Qin, 31, spent a month in jail on criminal charges because of a poem he wrote satirizing local officials accused of corruption. He was released only after several out-of-town newspaper articles related his fate and the central government in Beijing stepped in to halt the prosecution.
What happened to Qin, a mild bureaucrat in the county education department, was by any measure an abuse of power by local authorities here in the remote and wooded hills of central China. But more broadly, it was a vivid reminder of the Communist Party’s enduring determination to control information and opinion among China’s 1.3 billion people.
Since the party took power in 1949 under Mao Zedong, it has maintained tight censorship over radio, television, newspapers, movies, fine arts and books, carefully selecting what Chinese are allowed to know and enjoy.
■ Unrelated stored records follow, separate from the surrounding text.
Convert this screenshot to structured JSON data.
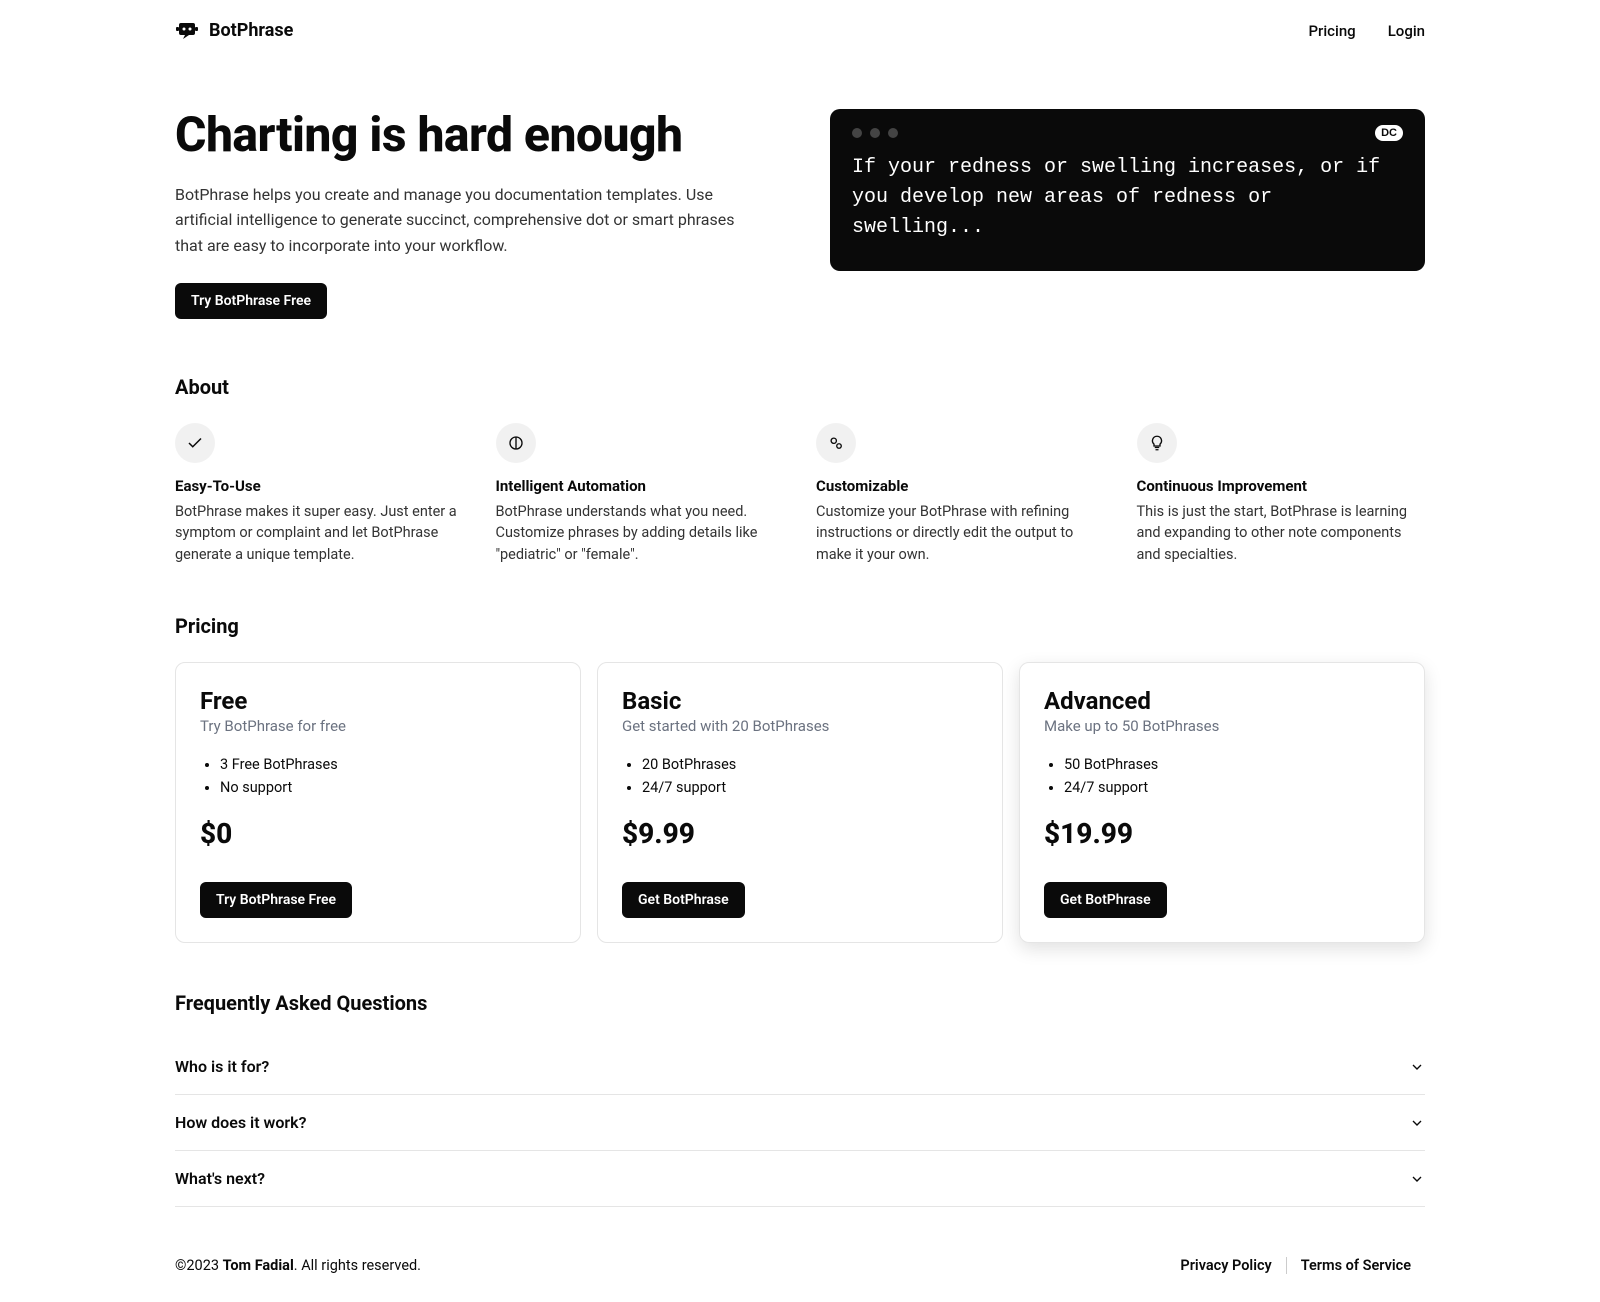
{
  "brand": "BotPhrase",
  "nav": {
    "pricing": "Pricing",
    "login": "Login"
  },
  "hero": {
    "title": "Charting is hard enough",
    "subtitle": "BotPhrase helps you create and manage you documentation templates. Use artificial intelligence to generate succinct, comprehensive dot or smart phrases that are easy to incorporate into your workflow.",
    "cta": "Try BotPhrase Free",
    "terminal": {
      "badge": "DC",
      "text": "If your redness or swelling increases, or if you develop new areas of redness or swelling..."
    }
  },
  "about": {
    "heading": "About",
    "features": [
      {
        "title": "Easy-To-Use",
        "desc": "BotPhrase makes it super easy. Just enter a symptom or complaint and let BotPhrase generate a unique template."
      },
      {
        "title": "Intelligent Automation",
        "desc": "BotPhrase understands what you need. Customize phrases by adding details like \"pediatric\" or \"female\"."
      },
      {
        "title": "Customizable",
        "desc": "Customize your BotPhrase with refining instructions or directly edit the output to make it your own."
      },
      {
        "title": "Continuous Improvement",
        "desc": "This is just the start, BotPhrase is learning and expanding to other note components and specialties."
      }
    ]
  },
  "pricing": {
    "heading": "Pricing",
    "plans": [
      {
        "name": "Free",
        "subtitle": "Try BotPhrase for free",
        "features": [
          "3 Free BotPhrases",
          "No support"
        ],
        "price": "$0",
        "cta": "Try BotPhrase Free"
      },
      {
        "name": "Basic",
        "subtitle": "Get started with 20 BotPhrases",
        "features": [
          "20 BotPhrases",
          "24/7 support"
        ],
        "price": "$9.99",
        "cta": "Get BotPhrase"
      },
      {
        "name": "Advanced",
        "subtitle": "Make up to 50 BotPhrases",
        "features": [
          "50 BotPhrases",
          "24/7 support"
        ],
        "price": "$19.99",
        "cta": "Get BotPhrase"
      }
    ]
  },
  "faq": {
    "heading": "Frequently Asked Questions",
    "items": [
      "Who is it for?",
      "How does it work?",
      "What's next?"
    ]
  },
  "footer": {
    "copyright_prefix": "©2023 ",
    "owner": "Tom Fadial",
    "copyright_suffix": ". All rights reserved.",
    "privacy": "Privacy Policy",
    "terms": "Terms of Service"
  }
}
Human expression, it has decreed, must follow the party’s lead.
But as China has opened to the world—and as the use of cellphones and the Internet has become more common—the censors’ mission has become more difficult.
Still, controls persist. To carry out official policy, censors ban coverage of certain stories—Qin’s was censored from television—and force the party organ, People’s Daily, to fax over the front page every night for approval. Roomfuls of technicians have been enlisted to monitor millions of computers and cut off Web sites the party judges to be dangerous to its monopoly on power or unhealthy for the morals of young Chinese.
President Hu Jintao’s ascension to power more than three years ago generated hopes that information controls would loosen as part of the economic opening he has championed. But they have tightened instead. Several prominent editors have been fired over the past two years—the most recent one last month—for straining at censors’ guidelines. According to the Committee to Protect Journalists, 30 Chinese journalists are in prison for what they wrote.